Countries in the European Union with fully funded pension schemes, such as the Netherlands, will in the long term bear part of the burden of an ageing population in countries operating a pay-as-you-go (PAYG) system.

The ‘fully funded countries’ will eventually share in the costs of ageing in the ‘PAYG countries’, particularly if these countries are using government debt to finance the long-term costs of ageing. This is the conclusion of the Dutch economist Yvonne Adema in the thesis she will be defending at Tilburg University, the Netherlands, on 30 May. She also recommends that decisions on pension reforms should be made at the European level.

During the next few decades, many western countries will be confronted with an ageing population.

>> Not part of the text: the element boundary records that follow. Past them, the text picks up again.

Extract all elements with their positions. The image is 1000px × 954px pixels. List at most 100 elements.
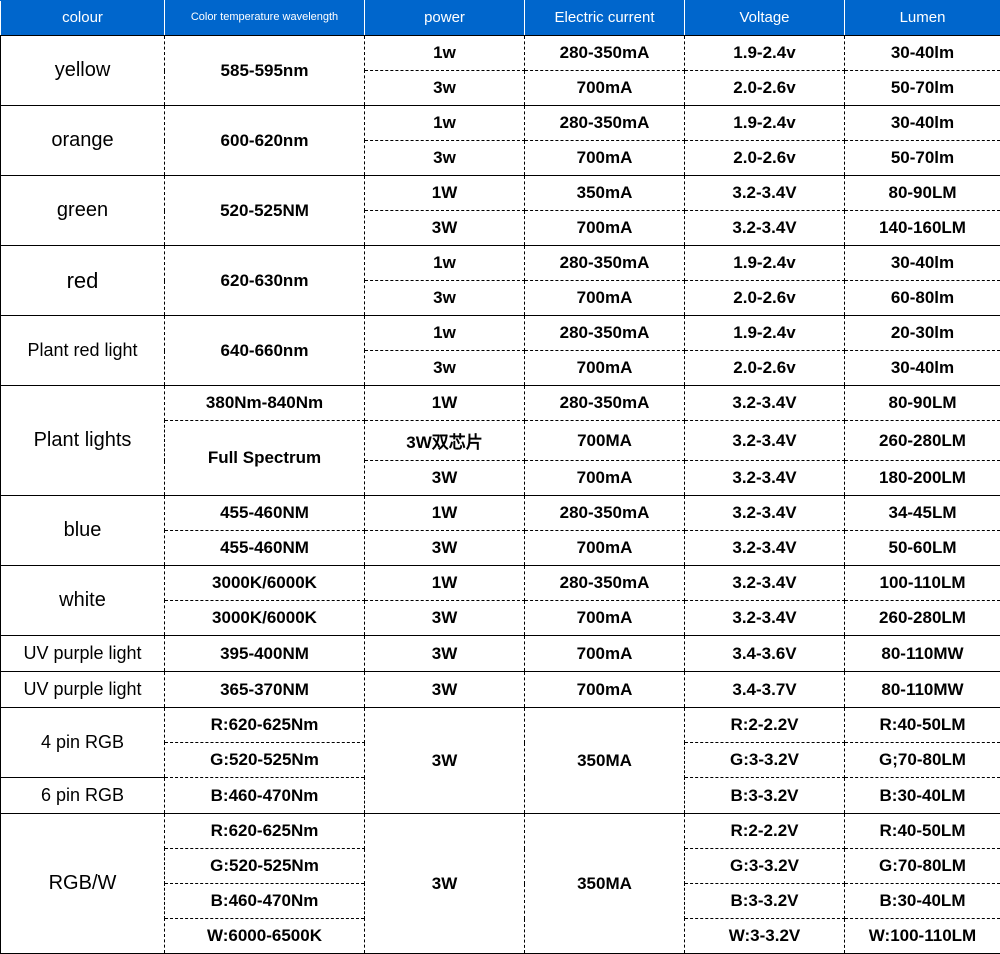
cell-lumen: 50-70lm: [845, 141, 1000, 176]
cell-colour: orange: [1, 106, 165, 176]
cell-wavelength: R:620-625Nm: [165, 814, 365, 849]
cell-current: 700mA: [525, 141, 685, 176]
cell-lumen: 80-90LM: [845, 386, 1000, 421]
cell-voltage: 3.2-3.4V: [685, 531, 845, 566]
cell-current: 700mA: [525, 601, 685, 636]
cell-power: 3W双芯片: [365, 421, 525, 461]
cell-power: 3W: [365, 531, 525, 566]
cell-current: 350mA: [525, 176, 685, 211]
cell-power: 3w: [365, 141, 525, 176]
cell-voltage: W:3-3.2V: [685, 919, 845, 954]
cell-current: 700mA: [525, 351, 685, 386]
cell-lumen: 30-40lm: [845, 246, 1000, 281]
cell-wavelength: G:520-525Nm: [165, 743, 365, 778]
cell-power: 1W: [365, 496, 525, 531]
cell-power: 3w: [365, 351, 525, 386]
cell-wavelength: 455-460NM: [165, 496, 365, 531]
cell-lumen: R:40-50LM: [845, 708, 1000, 743]
cell-colour: Plant lights: [1, 386, 165, 496]
cell-wavelength: W:6000-6500K: [165, 919, 365, 954]
cell-lumen: 260-280LM: [845, 421, 1000, 461]
table-row: red620-630nm1w280-350mA1.9-2.4v30-40lm: [1, 246, 1000, 281]
cell-current: 700mA: [525, 636, 685, 672]
cell-colour: blue: [1, 496, 165, 566]
cell-wavelength: 365-370NM: [165, 672, 365, 708]
cell-colour: UV purple light: [1, 672, 165, 708]
cell-voltage: 1.9-2.4v: [685, 106, 845, 141]
table-row: Plant lights380Nm-840Nm1W280-350mA3.2-3.…: [1, 386, 1000, 421]
cell-voltage: 2.0-2.6v: [685, 281, 845, 316]
cell-current: 280-350mA: [525, 246, 685, 281]
cell-current: 700mA: [525, 211, 685, 246]
cell-power: 3w: [365, 71, 525, 106]
cell-voltage: 3.2-3.4V: [685, 461, 845, 496]
cell-current: 700mA: [525, 71, 685, 106]
cell-wavelength: 620-630nm: [165, 246, 365, 316]
cell-power: 3W: [365, 814, 525, 954]
header-colour: colour: [1, 1, 165, 36]
table-row: blue455-460NM1W280-350mA3.2-3.4V34-45LM: [1, 496, 1000, 531]
cell-current: 350MA: [525, 814, 685, 954]
cell-voltage: 1.9-2.4v: [685, 246, 845, 281]
cell-power: 3w: [365, 281, 525, 316]
cell-lumen: 80-110MW: [845, 672, 1000, 708]
table-row: UV purple light395-400NM3W700mA3.4-3.6V8…: [1, 636, 1000, 672]
table-row: yellow585-595nm1w280-350mA1.9-2.4v30-40l…: [1, 36, 1000, 71]
cell-lumen: B:30-40LM: [845, 884, 1000, 919]
cell-wavelength: 520-525NM: [165, 176, 365, 246]
cell-wavelength: 3000K/6000K: [165, 601, 365, 636]
cell-wavelength: Full Spectrum: [165, 421, 365, 496]
cell-power: 3W: [365, 672, 525, 708]
cell-lumen: 80-90LM: [845, 176, 1000, 211]
cell-voltage: 3.4-3.6V: [685, 636, 845, 672]
cell-lumen: 30-40lm: [845, 106, 1000, 141]
cell-lumen: 260-280LM: [845, 601, 1000, 636]
cell-colour: white: [1, 566, 165, 636]
cell-current: 280-350mA: [525, 106, 685, 141]
table-row: UV purple light365-370NM3W700mA3.4-3.7V8…: [1, 672, 1000, 708]
cell-power: 1w: [365, 246, 525, 281]
cell-voltage: G:3-3.2V: [685, 849, 845, 884]
cell-voltage: 2.0-2.6v: [685, 71, 845, 106]
cell-power: 1W: [365, 566, 525, 601]
cell-lumen: 50-60LM: [845, 531, 1000, 566]
cell-lumen: 30-40lm: [845, 351, 1000, 386]
cell-lumen: 20-30lm: [845, 316, 1000, 351]
cell-voltage: R:2-2.2V: [685, 708, 845, 743]
cell-current: 700mA: [525, 281, 685, 316]
cell-current: 350MA: [525, 708, 685, 814]
cell-wavelength: 640-660nm: [165, 316, 365, 386]
cell-power: 1w: [365, 316, 525, 351]
table-row: 4 pin RGBR:620-625Nm3W350MAR:2-2.2VR:40-…: [1, 708, 1000, 743]
cell-lumen: 34-45LM: [845, 496, 1000, 531]
cell-current: 700mA: [525, 531, 685, 566]
cell-wavelength: 585-595nm: [165, 36, 365, 106]
cell-wavelength: 600-620nm: [165, 106, 365, 176]
cell-lumen: 180-200LM: [845, 461, 1000, 496]
cell-lumen: 80-110MW: [845, 636, 1000, 672]
table-row: RGB/WR:620-625Nm3W350MAR:2-2.2VR:40-50LM: [1, 814, 1000, 849]
cell-voltage: 3.2-3.4V: [685, 566, 845, 601]
cell-wavelength: 455-460NM: [165, 531, 365, 566]
table-row: green520-525NM1W350mA3.2-3.4V80-90LM: [1, 176, 1000, 211]
cell-lumen: 50-70lm: [845, 71, 1000, 106]
cell-voltage: 3.2-3.4V: [685, 601, 845, 636]
cell-lumen: 60-80lm: [845, 281, 1000, 316]
cell-current: 280-350mA: [525, 386, 685, 421]
cell-colour: Plant red light: [1, 316, 165, 386]
cell-colour: 6 pin RGB: [1, 778, 165, 814]
cell-voltage: 1.9-2.4v: [685, 316, 845, 351]
cell-power: 3W: [365, 211, 525, 246]
table-row: Plant red light640-660nm1w280-350mA1.9-2…: [1, 316, 1000, 351]
cell-power: 3W: [365, 636, 525, 672]
header-lumen: Lumen: [845, 1, 1000, 36]
cell-colour: UV purple light: [1, 636, 165, 672]
table-header-row: colour Color temperature wavelength powe…: [1, 1, 1000, 36]
cell-lumen: B:30-40LM: [845, 778, 1000, 814]
cell-current: 700mA: [525, 461, 685, 496]
cell-current: 280-350mA: [525, 316, 685, 351]
cell-wavelength: R:620-625Nm: [165, 708, 365, 743]
cell-power: 1W: [365, 386, 525, 421]
cell-lumen: G:70-80LM: [845, 849, 1000, 884]
cell-voltage: R:2-2.2V: [685, 814, 845, 849]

However, the economic effects will vary from country to country. Yvonne Adema has carried out pioneering scientific research into how countries operating different pension systems, and therefore showing different saving reactions to this phenomenon, influence each other via capital markets. The various member states will inevitably feel the consequences of the way in which other countries have organized their pension systems or the pension reforms implemented in response to the problem of ageing. The effects will particularly be felt in Europe, where the countries using the Euro already have a fully integrated capital market.

Countries like the Netherlands with an extensive fully funded pension system, whereby people save for their retirement, will ultimately be faced with the problems of the countries in the Economic and Monetary Union (EMU) that operate a PAYG system. According to Adema’s analysis, this is because the savings in ‘fully funded countries’ rise more steeply in response to ageing than in countries with a PAYG system such as Italy and Germany. On balance, the result will be a capital flow into these latter countries. Moreover, the cost of pensions in ‘PAYG countries’, where the working population finances the pensions of the older citizens, will rise sharply as the number of pensioners increases relative to the number of people in the workforce. If these countries then use government debt to cover the cost of the ageing population, the 'fully funded countries’ will find themselves facing some of the costs. If the government debt is very high, this can lead to inflation with direct implications for the rest of the common capital market.

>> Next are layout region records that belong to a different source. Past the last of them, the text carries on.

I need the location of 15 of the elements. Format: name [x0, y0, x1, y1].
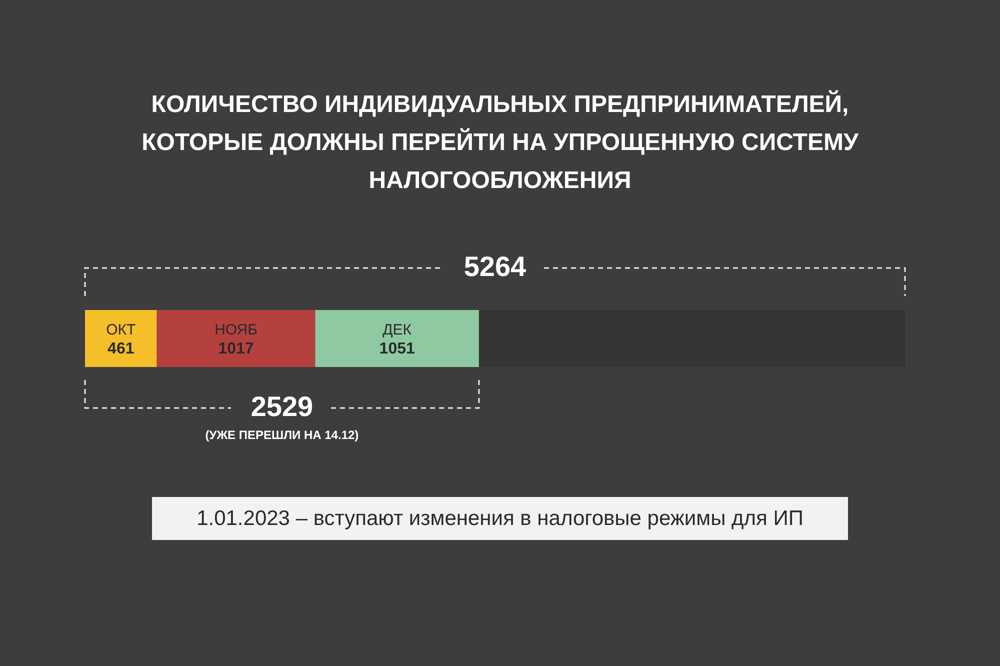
- bar: [156, 310, 316, 367]
- bar: [478, 310, 905, 367]
- text: 2529: [250, 391, 314, 423]
- text: (УЖЕ ПЕРЕШЛИ НА 14.12): [204, 428, 360, 442]
- text: 1.01.2023 – вступают изменения в налоговые режимы для ИП: [152, 497, 848, 540]
- data-label: 461: [108, 340, 134, 358]
- bar: [85, 310, 157, 367]
- chart-title: КОЛИЧЕСТВО ИНДИВИДУАЛЬНЫХ ПРЕДПРИНИМАТЕЛЕЙ, КОТОРЫЕ ДОЛЖНЫ ПЕРЕЙТИ НА УПРОЩЕННУЮ СИСТЕМУ НАЛОГООБЛОЖЕНИЯ: [140, 89, 860, 196]
- series-label: ОКТ: [106, 322, 136, 338]
- bar: [315, 310, 479, 367]
- series-label: ДЕК: [382, 322, 412, 338]
- data-label: 1051: [379, 340, 415, 358]
- text: 5264: [462, 251, 528, 283]
- series-label: НОЯБ: [214, 322, 258, 338]
- data-label: 1017: [218, 340, 254, 358]
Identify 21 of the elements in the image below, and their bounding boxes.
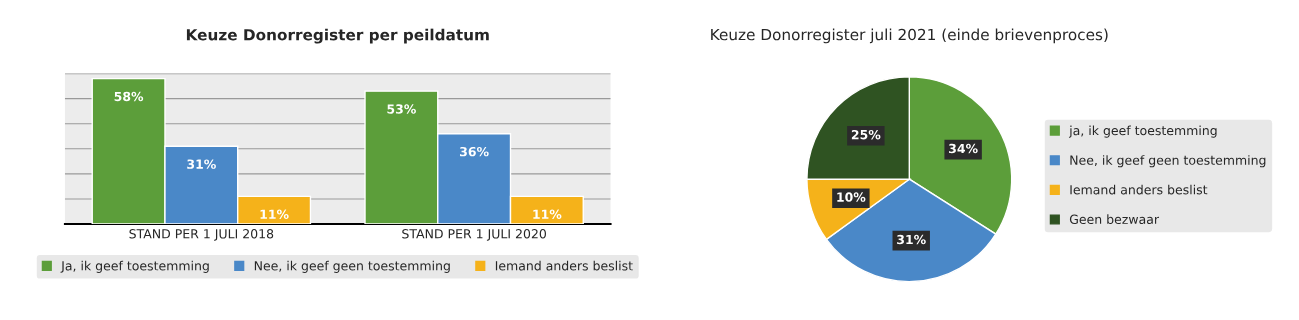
data-label: 25% [851, 129, 881, 140]
legend-label: ja, ik geef toestemming [1068, 125, 1217, 138]
legend-label: Ja, ik geef toestemming [60, 260, 209, 273]
chart-title: Keuze Donorregister juli 2021 (einde brievenproces) [711, 28, 1108, 44]
x-tick-label: STAND PER 1 JULI 2020 [402, 229, 546, 241]
data-label: 34% [949, 143, 978, 154]
x-tick-label: STAND PER 1 JULI 2018 [129, 229, 274, 241]
data-label: 58% [114, 91, 144, 102]
data-label: 31% [897, 234, 926, 245]
data-label: 36% [460, 146, 489, 157]
data-label: 10% [837, 192, 866, 202]
legend-label: Geen bezwaar [1069, 214, 1160, 225]
data-label: 31% [187, 159, 216, 169]
data-label: 11% [533, 209, 562, 219]
data-label: 53% [387, 104, 416, 114]
legend-label: Nee, ik geef geen toestemming [254, 260, 450, 273]
data-label: 11% [260, 209, 289, 219]
chart-title: Keuze Donorregister per peildatum [186, 28, 489, 44]
legend-label: Iemand anders beslist [1070, 184, 1208, 195]
legend-label: Nee, ik geef geen toestemming [1070, 155, 1266, 168]
legend-label: Iemand anders beslist [495, 260, 633, 271]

According to Adema, it is therefore vital that all countries in the EMU comply with the Stability and Growth Pact. It is also important that the European Central Bank is independent, credible and transparent.

Reform is not always the answer
It is often suggested that the tenability of public PAYG systems can be improved by reforming them and switching to a fully funded system. However, in her thesis Adema shows that this can have negative implications for fully funded countries within the common capital market. The economist is therefore putting forward a case for coordinating or even centralizing the decision-making on pension reform.

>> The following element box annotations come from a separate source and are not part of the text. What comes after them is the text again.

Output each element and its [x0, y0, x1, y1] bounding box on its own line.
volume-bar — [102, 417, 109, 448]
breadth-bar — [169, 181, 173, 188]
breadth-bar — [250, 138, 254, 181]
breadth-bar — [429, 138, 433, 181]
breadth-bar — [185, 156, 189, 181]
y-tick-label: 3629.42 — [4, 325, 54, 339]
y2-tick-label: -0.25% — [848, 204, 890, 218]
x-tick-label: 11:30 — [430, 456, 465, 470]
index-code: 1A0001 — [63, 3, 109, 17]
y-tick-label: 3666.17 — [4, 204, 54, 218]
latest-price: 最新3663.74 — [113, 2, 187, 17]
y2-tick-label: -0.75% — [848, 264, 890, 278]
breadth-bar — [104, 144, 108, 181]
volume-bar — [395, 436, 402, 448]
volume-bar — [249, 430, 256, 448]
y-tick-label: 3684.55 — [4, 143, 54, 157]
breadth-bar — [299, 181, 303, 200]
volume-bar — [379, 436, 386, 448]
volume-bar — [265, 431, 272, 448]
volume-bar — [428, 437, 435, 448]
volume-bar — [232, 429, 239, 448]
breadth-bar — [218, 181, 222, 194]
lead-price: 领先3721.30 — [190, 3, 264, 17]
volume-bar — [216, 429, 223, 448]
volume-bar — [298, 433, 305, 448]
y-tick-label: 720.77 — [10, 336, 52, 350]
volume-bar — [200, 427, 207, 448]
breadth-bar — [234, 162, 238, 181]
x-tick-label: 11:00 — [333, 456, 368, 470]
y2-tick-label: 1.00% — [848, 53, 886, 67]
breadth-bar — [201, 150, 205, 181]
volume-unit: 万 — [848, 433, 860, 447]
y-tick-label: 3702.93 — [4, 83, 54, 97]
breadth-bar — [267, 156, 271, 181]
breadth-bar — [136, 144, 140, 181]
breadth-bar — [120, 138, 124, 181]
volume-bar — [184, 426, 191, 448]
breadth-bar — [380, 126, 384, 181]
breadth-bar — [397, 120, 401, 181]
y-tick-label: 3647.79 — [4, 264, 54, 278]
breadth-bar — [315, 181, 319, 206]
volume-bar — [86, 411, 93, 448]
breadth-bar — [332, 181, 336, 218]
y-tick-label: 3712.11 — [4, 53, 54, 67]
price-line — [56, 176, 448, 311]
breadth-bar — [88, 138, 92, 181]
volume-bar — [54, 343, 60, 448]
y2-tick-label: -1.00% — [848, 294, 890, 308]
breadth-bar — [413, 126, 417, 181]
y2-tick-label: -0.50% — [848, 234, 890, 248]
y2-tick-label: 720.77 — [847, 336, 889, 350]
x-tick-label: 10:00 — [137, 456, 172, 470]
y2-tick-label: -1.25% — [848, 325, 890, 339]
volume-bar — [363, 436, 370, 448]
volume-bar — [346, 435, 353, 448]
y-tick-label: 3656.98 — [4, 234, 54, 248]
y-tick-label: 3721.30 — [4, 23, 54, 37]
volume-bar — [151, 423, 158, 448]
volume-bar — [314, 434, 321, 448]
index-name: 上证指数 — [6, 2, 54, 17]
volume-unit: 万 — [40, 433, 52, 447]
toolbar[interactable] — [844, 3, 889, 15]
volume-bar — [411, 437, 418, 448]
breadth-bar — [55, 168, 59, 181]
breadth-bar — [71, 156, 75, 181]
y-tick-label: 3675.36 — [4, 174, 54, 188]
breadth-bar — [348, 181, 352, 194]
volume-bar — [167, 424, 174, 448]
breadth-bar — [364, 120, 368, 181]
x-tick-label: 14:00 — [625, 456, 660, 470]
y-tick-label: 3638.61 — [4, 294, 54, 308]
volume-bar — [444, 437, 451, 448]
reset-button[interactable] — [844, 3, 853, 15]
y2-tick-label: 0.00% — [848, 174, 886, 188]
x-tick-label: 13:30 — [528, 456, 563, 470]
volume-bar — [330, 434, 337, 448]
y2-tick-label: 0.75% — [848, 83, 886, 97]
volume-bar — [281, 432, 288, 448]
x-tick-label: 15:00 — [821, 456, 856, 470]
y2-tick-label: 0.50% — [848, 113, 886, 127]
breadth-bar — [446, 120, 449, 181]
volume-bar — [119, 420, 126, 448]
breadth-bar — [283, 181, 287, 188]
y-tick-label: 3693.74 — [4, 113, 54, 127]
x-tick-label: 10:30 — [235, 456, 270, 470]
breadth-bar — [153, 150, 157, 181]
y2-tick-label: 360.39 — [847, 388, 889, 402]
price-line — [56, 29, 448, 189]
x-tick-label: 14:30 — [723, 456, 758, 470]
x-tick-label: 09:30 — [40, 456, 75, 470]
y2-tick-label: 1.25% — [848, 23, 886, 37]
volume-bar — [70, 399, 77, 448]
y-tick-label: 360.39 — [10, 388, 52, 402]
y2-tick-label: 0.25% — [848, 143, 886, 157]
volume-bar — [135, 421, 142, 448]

Yvonne Adema (1979, Meppel) studied economics at the University of Groningen, the Netherlands (passing cum laude) and conducted her PhD research at the CentER Graduate School in the Faculty of Economics and Business in Tilburg. She specializes in public economics, international and monetary economics. Since October 2007, she has been working as a postdoctoral researcher for the Economics Department at Tilburg University and Netspar, the Network for Studies on Pensions, Aging and Retirement. She is also affiliated to the Netherlands Bureau for Economic Policy Analysis.